S’il y a bien un gars outre-atlantique qui est taillé pour les histoires vraies, c’est Aaron Sorkin. C’est bien simple, il ne fait que ça : Le Stratège, Steve Jobs, Le Grand Jeu, sans oublier l’inoubliable : The Social Network. Qui lui a valu l’Oscar du meilleur scénario adapté en 2011. Ce n’était donc qu’une question de temps avant que le projet de porter à l’écran The Trial of Chicago 7 lui soit confié sur recommandation de Spielberg himself (mais pour une production Netflix. Faut pas déconner non plus).
Cet épisode méconnu du grand public (et de moi-même jusqu’à ce jour) a pour point de départ la convention démocrate de Chicago en 1968. Un évènement au cours duquel des centaines de manifestants venus des quatre coins de l’Amérique s’étaient rendus pour protester pacifiquement contre la mobilisation des Etats-Unis dans la guerre du Vietnam, sur décision de l'administration Johnson. Avant de dégénérer rapidement en émeutes opposant les forces de l’ordre et les manifestants. Un violent basculement que le ministère de la justice a décidé d’imputer à non pas un, mais sept individus, les sept à l’origine de la mobilisation de l’opinion. Les sept de Chicago.
Commence alors la retranscription d’un procès surréaliste dans lequel la balance de la justice a penché, 150 jours durant (soit la durée du procès) en faveur de l’accusation. Une situation à peine croyable à laquelle Sorkin apporte un traitement extrêmement sobre, comme s’il se contentait de la filmer sans aucun parti pris de mise en scène comme pour mieux souligner l’invraisemblable.
Mais le coeur de la machine est ailleurs. Aussi, pour extraire toute l’essence de ce fait judiciaire, il convient de se saisir des dialogues, saisissants, et de ceux qui les déclament avec conviction. Il faut voir Mark Rylance, Eddie Redmayne et Sacha Baron Cohen à l’oeuvre. Tous férocement impliqués dans leur rôle, ne négligeant pas un regard et ne cherchant jamais l’emphase, à la hauteur de ce que leurs personnages représentent et de l’injustice dont ils sont victimes dans ce tribunal qui semble être figé dans une faille spatio-temporelle. Les flashs-backs, pensés comme des respirations dans le récit, brillent eux aussi pour le réalisme avec lequel ils sont retranscrits. De quoi nourrir un peu plus notre sidération au cours de ces deux heures décidément bien remplies.

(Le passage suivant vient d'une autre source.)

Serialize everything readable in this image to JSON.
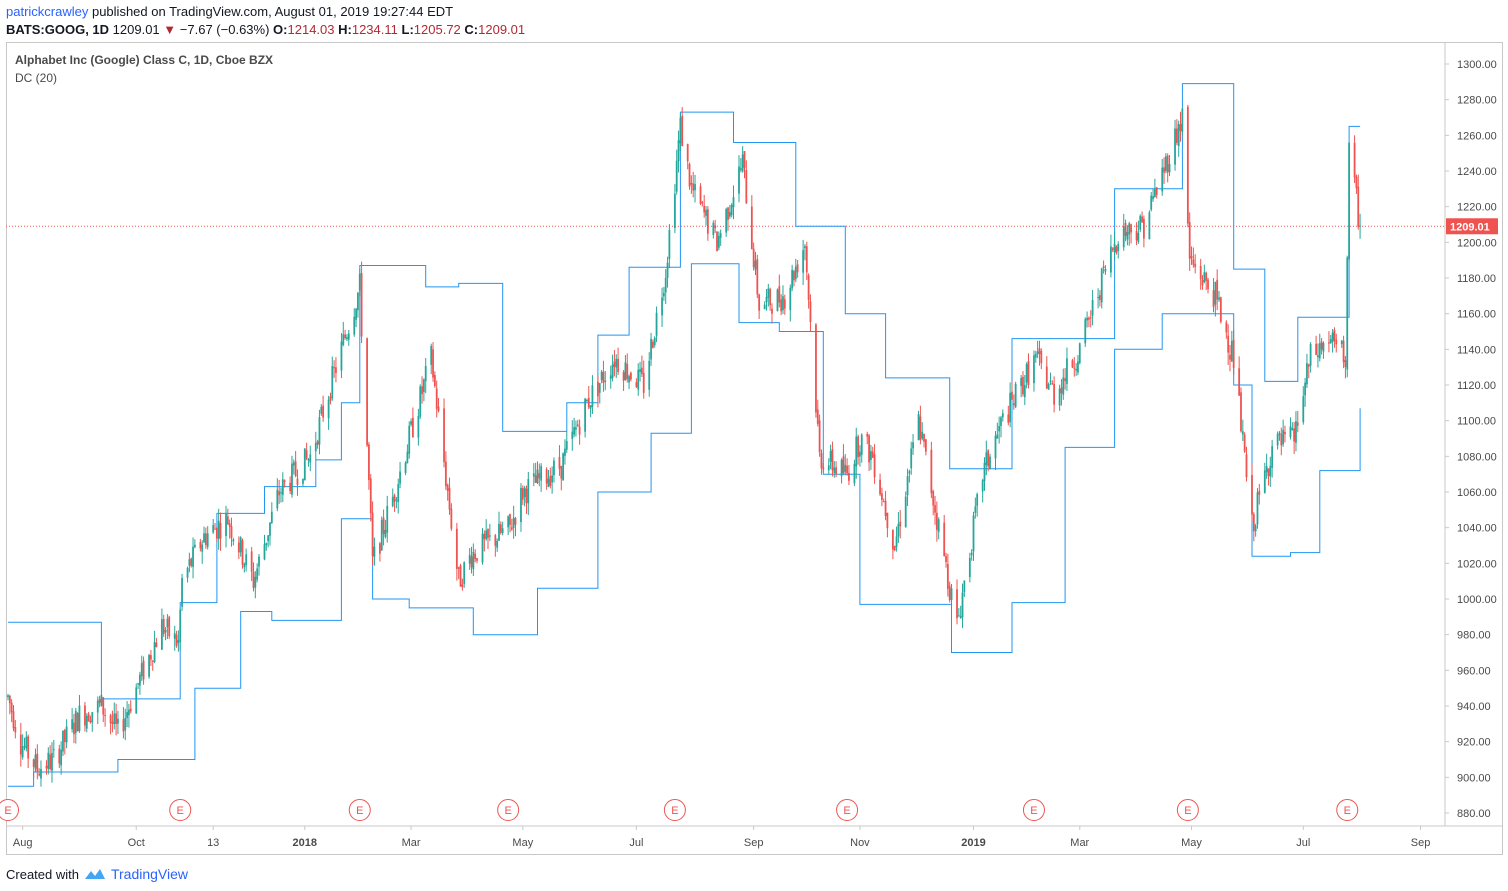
{
  "header": {
    "user": "patrickcrawley",
    "published": " published on TradingView.com, August 01, 2019 19:27:44 EDT",
    "symbol": "BATS:GOOG, 1D",
    "price": "1209.01",
    "change": "−7.67 (−0.63%)",
    "open_label": "O:",
    "open": "1214.03",
    "high_label": "H:",
    "high": "1234.11",
    "low_label": "L:",
    "low": "1205.72",
    "close_label": "C:",
    "close": "1209.01"
  },
  "legend": {
    "title": "Alphabet Inc (Google) Class C, 1D, Cboe BZX",
    "indicator": "DC (20)"
  },
  "footer": {
    "created": "Created with",
    "brand": "TradingView"
  },
  "colors": {
    "up": "#26a69a",
    "down": "#ef5350",
    "channel": "#2196f3",
    "price_line": "#ef5350",
    "earnings": "#ef5350"
  },
  "chart_data": {
    "type": "candlestick",
    "title": "Alphabet Inc (Google) Class C, 1D, Cboe BZX",
    "indicator": "Donchian Channels (20)",
    "ylim": [
      870,
      1310
    ],
    "y_ticks": [
      "880.00",
      "900.00",
      "920.00",
      "940.00",
      "960.00",
      "980.00",
      "1000.00",
      "1020.00",
      "1040.00",
      "1060.00",
      "1080.00",
      "1100.00",
      "1120.00",
      "1140.00",
      "1160.00",
      "1180.00",
      "1200.00",
      "1220.00",
      "1240.00",
      "1260.00",
      "1280.00",
      "1300.00"
    ],
    "x_ticks": [
      {
        "label": "Aug",
        "date": "2017-08-01",
        "bold": false
      },
      {
        "label": "Oct",
        "date": "2017-10-02",
        "bold": false
      },
      {
        "label": "13",
        "date": "2017-11-13",
        "bold": false
      },
      {
        "label": "2018",
        "date": "2018-01-02",
        "bold": true
      },
      {
        "label": "Mar",
        "date": "2018-03-01",
        "bold": false
      },
      {
        "label": "May",
        "date": "2018-05-01",
        "bold": false
      },
      {
        "label": "Jul",
        "date": "2018-07-02",
        "bold": false
      },
      {
        "label": "Sep",
        "date": "2018-09-04",
        "bold": false
      },
      {
        "label": "Nov",
        "date": "2018-11-01",
        "bold": false
      },
      {
        "label": "2019",
        "date": "2019-01-02",
        "bold": true
      },
      {
        "label": "Mar",
        "date": "2019-03-01",
        "bold": false
      },
      {
        "label": "May",
        "date": "2019-05-01",
        "bold": false
      },
      {
        "label": "Jul",
        "date": "2019-07-01",
        "bold": false
      },
      {
        "label": "Sep",
        "date": "2019-09-03",
        "bold": false
      }
    ],
    "last_price": "1209.01",
    "earnings_markers": [
      "2017-07-24",
      "2017-10-26",
      "2018-02-01",
      "2018-04-23",
      "2018-07-23",
      "2018-10-25",
      "2019-02-04",
      "2019-04-29",
      "2019-07-25"
    ],
    "earnings_label": "E",
    "price_path": [
      [
        "2017-07-24",
        945
      ],
      [
        "2017-07-31",
        920
      ],
      [
        "2017-08-09",
        905
      ],
      [
        "2017-08-18",
        910
      ],
      [
        "2017-09-01",
        935
      ],
      [
        "2017-09-13",
        940
      ],
      [
        "2017-09-22",
        925
      ],
      [
        "2017-10-02",
        950
      ],
      [
        "2017-10-16",
        985
      ],
      [
        "2017-10-25",
        975
      ],
      [
        "2017-10-27",
        1010
      ],
      [
        "2017-11-08",
        1035
      ],
      [
        "2017-11-21",
        1045
      ],
      [
        "2017-12-05",
        1010
      ],
      [
        "2017-12-19",
        1060
      ],
      [
        "2018-01-05",
        1080
      ],
      [
        "2018-01-19",
        1130
      ],
      [
        "2018-02-01",
        1175
      ],
      [
        "2018-02-08",
        1020
      ],
      [
        "2018-02-20",
        1060
      ],
      [
        "2018-03-12",
        1135
      ],
      [
        "2018-03-27",
        1010
      ],
      [
        "2018-04-03",
        1025
      ],
      [
        "2018-04-24",
        1040
      ],
      [
        "2018-05-01",
        1060
      ],
      [
        "2018-05-22",
        1075
      ],
      [
        "2018-06-05",
        1110
      ],
      [
        "2018-06-20",
        1135
      ],
      [
        "2018-07-06",
        1120
      ],
      [
        "2018-07-18",
        1185
      ],
      [
        "2018-07-26",
        1265
      ],
      [
        "2018-08-01",
        1230
      ],
      [
        "2018-08-15",
        1200
      ],
      [
        "2018-08-29",
        1245
      ],
      [
        "2018-09-07",
        1165
      ],
      [
        "2018-09-21",
        1170
      ],
      [
        "2018-10-02",
        1200
      ],
      [
        "2018-10-10",
        1080
      ],
      [
        "2018-10-25",
        1070
      ],
      [
        "2018-11-01",
        1090
      ],
      [
        "2018-11-08",
        1080
      ],
      [
        "2018-11-20",
        1030
      ],
      [
        "2018-12-03",
        1100
      ],
      [
        "2018-12-14",
        1040
      ],
      [
        "2018-12-24",
        985
      ],
      [
        "2019-01-07",
        1070
      ],
      [
        "2019-01-18",
        1100
      ],
      [
        "2019-02-05",
        1135
      ],
      [
        "2019-02-15",
        1115
      ],
      [
        "2019-03-01",
        1140
      ],
      [
        "2019-03-15",
        1185
      ],
      [
        "2019-03-22",
        1205
      ],
      [
        "2019-04-05",
        1210
      ],
      [
        "2019-04-26",
        1270
      ],
      [
        "2019-04-30",
        1190
      ],
      [
        "2019-05-14",
        1170
      ],
      [
        "2019-05-24",
        1135
      ],
      [
        "2019-06-03",
        1040
      ],
      [
        "2019-06-14",
        1085
      ],
      [
        "2019-06-26",
        1090
      ],
      [
        "2019-07-05",
        1135
      ],
      [
        "2019-07-15",
        1145
      ],
      [
        "2019-07-24",
        1135
      ],
      [
        "2019-07-26",
        1250
      ],
      [
        "2019-08-01",
        1209
      ]
    ],
    "donchian_upper": [
      [
        "2017-07-24",
        987
      ],
      [
        "2017-08-17",
        987
      ],
      [
        "2017-09-13",
        944
      ],
      [
        "2017-10-26",
        998
      ],
      [
        "2017-11-15",
        1048
      ],
      [
        "2017-12-11",
        1063
      ],
      [
        "2018-01-08",
        1078
      ],
      [
        "2018-01-22",
        1110
      ],
      [
        "2018-02-01",
        1187
      ],
      [
        "2018-03-09",
        1175
      ],
      [
        "2018-03-27",
        1177
      ],
      [
        "2018-04-20",
        1094
      ],
      [
        "2018-05-25",
        1110
      ],
      [
        "2018-06-11",
        1148
      ],
      [
        "2018-06-28",
        1186
      ],
      [
        "2018-07-26",
        1273
      ],
      [
        "2018-08-24",
        1256
      ],
      [
        "2018-09-27",
        1209
      ],
      [
        "2018-10-24",
        1160
      ],
      [
        "2018-11-15",
        1124
      ],
      [
        "2018-12-20",
        1073
      ],
      [
        "2019-01-23",
        1146
      ],
      [
        "2019-03-20",
        1230
      ],
      [
        "2019-04-26",
        1289
      ],
      [
        "2019-05-24",
        1185
      ],
      [
        "2019-06-10",
        1122
      ],
      [
        "2019-06-28",
        1158
      ],
      [
        "2019-07-26",
        1265
      ],
      [
        "2019-08-01",
        1265
      ]
    ],
    "donchian_lower": [
      [
        "2017-07-24",
        895
      ],
      [
        "2017-08-07",
        903
      ],
      [
        "2017-09-22",
        910
      ],
      [
        "2017-11-03",
        950
      ],
      [
        "2017-11-28",
        993
      ],
      [
        "2017-12-15",
        988
      ],
      [
        "2018-01-22",
        1045
      ],
      [
        "2018-02-08",
        1000
      ],
      [
        "2018-02-28",
        995
      ],
      [
        "2018-04-04",
        980
      ],
      [
        "2018-05-09",
        1006
      ],
      [
        "2018-06-11",
        1060
      ],
      [
        "2018-07-10",
        1093
      ],
      [
        "2018-08-01",
        1188
      ],
      [
        "2018-08-27",
        1155
      ],
      [
        "2018-09-18",
        1150
      ],
      [
        "2018-10-12",
        1070
      ],
      [
        "2018-11-01",
        997
      ],
      [
        "2018-12-21",
        970
      ],
      [
        "2019-01-23",
        998
      ],
      [
        "2019-02-21",
        1085
      ],
      [
        "2019-03-20",
        1140
      ],
      [
        "2019-04-15",
        1160
      ],
      [
        "2019-05-01",
        1160
      ],
      [
        "2019-05-24",
        1120
      ],
      [
        "2019-06-03",
        1024
      ],
      [
        "2019-06-24",
        1026
      ],
      [
        "2019-07-10",
        1072
      ],
      [
        "2019-08-01",
        1107
      ]
    ]
  }
}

Edifiant, nécessaire et cinglant, The Trial of Chicago 7 porte en lui la perfidie d’un système, la méprise des pouvoirs politiques et les maux d’une génération étouffée dans sa propre liberté d’agir. Un autre grand moment de l’histoire des Etats-Unis, que l’académie des Oscars ne manquera pas de récompenser histoire de se réconcilier, une fois n’est pas coutume, avec le passé.